Now I'm not saying they won't apply to many of the adherents and maybe even most of them.
The first thing is the terminology. Like 'lean'.
This gives the impression of an emaciated person that is not eating enough, a minimalist that has nothing or a frugal person that is 'taking out' things from his list of wants and needs and going without.
The second thing is the numbers. I subscribe to the idea that numbers don't lie, but they can be misleading.
For example many know that statistics can be manipulated to make a point.
For me for example, and this is just one example, I calculated my net expense over a thirty year period for 'health care' has been $77 per year. This is for a family of 5.
Does that make me lean?
A fat fire person might talk about spending $15,000 to $27,000 per year on just that figure. Does that make them wrong?
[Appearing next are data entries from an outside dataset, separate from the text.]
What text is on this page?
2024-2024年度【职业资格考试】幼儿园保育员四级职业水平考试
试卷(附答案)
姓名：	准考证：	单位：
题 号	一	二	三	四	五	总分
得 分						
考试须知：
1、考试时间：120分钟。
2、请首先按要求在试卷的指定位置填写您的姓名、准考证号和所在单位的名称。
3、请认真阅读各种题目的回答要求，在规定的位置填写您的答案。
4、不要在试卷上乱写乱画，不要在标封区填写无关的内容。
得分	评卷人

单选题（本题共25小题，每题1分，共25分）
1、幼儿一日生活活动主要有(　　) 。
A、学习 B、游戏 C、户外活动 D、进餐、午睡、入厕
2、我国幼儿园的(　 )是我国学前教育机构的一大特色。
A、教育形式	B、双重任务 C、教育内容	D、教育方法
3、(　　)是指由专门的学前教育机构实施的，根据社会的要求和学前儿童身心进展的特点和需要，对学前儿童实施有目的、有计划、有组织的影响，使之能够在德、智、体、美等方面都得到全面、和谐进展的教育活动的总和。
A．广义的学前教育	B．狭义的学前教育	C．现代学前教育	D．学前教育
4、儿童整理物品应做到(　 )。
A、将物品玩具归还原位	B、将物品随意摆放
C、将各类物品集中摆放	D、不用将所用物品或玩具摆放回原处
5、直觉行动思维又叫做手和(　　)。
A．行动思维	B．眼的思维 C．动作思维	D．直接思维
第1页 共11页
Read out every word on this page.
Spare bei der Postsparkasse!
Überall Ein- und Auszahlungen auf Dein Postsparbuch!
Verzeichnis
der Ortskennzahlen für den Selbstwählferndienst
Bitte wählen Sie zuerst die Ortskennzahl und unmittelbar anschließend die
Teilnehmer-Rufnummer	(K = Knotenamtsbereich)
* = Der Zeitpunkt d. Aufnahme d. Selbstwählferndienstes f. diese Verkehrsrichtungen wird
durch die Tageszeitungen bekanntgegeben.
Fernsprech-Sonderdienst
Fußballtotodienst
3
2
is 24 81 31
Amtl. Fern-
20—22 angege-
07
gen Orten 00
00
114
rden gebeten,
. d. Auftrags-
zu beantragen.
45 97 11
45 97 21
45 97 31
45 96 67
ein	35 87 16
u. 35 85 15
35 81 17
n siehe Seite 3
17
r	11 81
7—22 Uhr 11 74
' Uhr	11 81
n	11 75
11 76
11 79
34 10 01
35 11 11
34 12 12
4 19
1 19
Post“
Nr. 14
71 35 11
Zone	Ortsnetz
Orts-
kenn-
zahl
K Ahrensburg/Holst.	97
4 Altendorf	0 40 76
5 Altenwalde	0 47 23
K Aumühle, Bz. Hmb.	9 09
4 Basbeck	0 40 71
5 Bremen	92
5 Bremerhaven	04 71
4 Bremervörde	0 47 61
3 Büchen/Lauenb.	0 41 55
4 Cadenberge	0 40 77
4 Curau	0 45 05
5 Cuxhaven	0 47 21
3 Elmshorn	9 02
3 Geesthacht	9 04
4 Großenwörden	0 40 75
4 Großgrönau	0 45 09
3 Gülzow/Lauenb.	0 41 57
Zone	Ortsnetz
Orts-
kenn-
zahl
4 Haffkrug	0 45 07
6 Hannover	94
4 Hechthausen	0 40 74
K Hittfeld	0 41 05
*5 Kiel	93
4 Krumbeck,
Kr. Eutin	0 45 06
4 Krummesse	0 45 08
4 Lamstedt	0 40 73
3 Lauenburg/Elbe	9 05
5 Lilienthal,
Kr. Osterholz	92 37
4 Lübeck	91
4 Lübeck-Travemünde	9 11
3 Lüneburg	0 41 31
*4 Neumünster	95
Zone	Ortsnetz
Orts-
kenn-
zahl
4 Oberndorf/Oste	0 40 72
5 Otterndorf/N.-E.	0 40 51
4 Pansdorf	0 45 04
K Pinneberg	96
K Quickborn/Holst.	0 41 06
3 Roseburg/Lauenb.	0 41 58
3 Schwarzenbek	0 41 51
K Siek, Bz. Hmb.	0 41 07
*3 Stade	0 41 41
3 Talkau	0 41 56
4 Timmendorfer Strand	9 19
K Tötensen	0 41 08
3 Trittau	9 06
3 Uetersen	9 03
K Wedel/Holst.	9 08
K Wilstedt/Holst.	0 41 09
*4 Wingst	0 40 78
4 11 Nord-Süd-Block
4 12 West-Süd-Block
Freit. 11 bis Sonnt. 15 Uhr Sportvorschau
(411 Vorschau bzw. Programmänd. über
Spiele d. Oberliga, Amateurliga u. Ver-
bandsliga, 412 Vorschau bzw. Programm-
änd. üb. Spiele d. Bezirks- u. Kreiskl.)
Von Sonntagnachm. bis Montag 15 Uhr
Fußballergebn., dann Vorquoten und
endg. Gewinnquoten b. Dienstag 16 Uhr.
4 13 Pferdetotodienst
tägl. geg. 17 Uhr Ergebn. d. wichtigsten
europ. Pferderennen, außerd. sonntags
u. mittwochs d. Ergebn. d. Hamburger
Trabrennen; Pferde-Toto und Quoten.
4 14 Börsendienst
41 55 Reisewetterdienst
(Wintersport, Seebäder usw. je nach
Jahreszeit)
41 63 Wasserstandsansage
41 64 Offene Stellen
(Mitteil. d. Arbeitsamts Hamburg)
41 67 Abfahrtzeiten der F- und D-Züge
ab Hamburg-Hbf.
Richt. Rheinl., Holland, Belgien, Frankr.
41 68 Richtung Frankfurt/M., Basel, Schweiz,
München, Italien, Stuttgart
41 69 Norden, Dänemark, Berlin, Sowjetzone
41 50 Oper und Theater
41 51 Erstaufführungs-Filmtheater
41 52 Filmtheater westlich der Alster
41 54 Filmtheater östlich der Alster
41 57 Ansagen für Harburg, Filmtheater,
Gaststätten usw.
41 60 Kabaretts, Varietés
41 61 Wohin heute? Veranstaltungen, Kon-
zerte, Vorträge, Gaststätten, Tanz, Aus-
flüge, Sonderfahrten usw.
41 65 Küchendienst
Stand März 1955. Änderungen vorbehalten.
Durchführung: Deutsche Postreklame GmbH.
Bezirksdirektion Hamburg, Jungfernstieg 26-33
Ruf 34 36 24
Of course not.
It's where they are in life and it's what they know and understand so far.
Clearly this is not a conversation about health insurance. It's about numbers and what you believe has a direct effect on your number, keeping in mind that people's beliefs are a constantly evolving paradigm.
My situation is the direct result of having achieved FI at a normally understood very young age of my mid 20's.
This has allowed me a lot more time on my hands than people that are still working trying to achieve a high number,
and one of the things I did with that time is spend it learning more about what it takes to be a healthy person, and how to take care of my health in the event things aren't going according to plan.
I'm not advocating everyone do this, it's just part of my real life example,
which according to some personal finance bloggers shaved off anywhere from $400,000 to $1.3 million off of a retirement figure on 4% or 2% for early fat fires lifetime safe withdrawal rules for just that one thing.
In the interest of brevity, I will leave it at that one exaple for this post, but there are many other things I could talk about.
The bottom line is that because I achieved FI earlier I was also able to figure out how to do it even better without any 'lean' in my lifestyle.
Without any judgement, I'm saying the end result is the same or better than someone that thinks they have to keep working so they can amass a very high number so they can...etc...etc...etc...
Take a look at the picture, that's my wife and I in the middle of the week swimming in our pool, and we did this every day though out the long southern summer months, from June through September.
I'm sure that was better for my health than sitting at a desk 50 hours per week for another 10 or 20 years.
If someone wants to call it lean, well, they are entitled to their opinion. Numbers don't lie but figures mislead.
Be careful who you listen to, and congratulations on being in a supportive group of people that want to figure out how to do it earlier and better.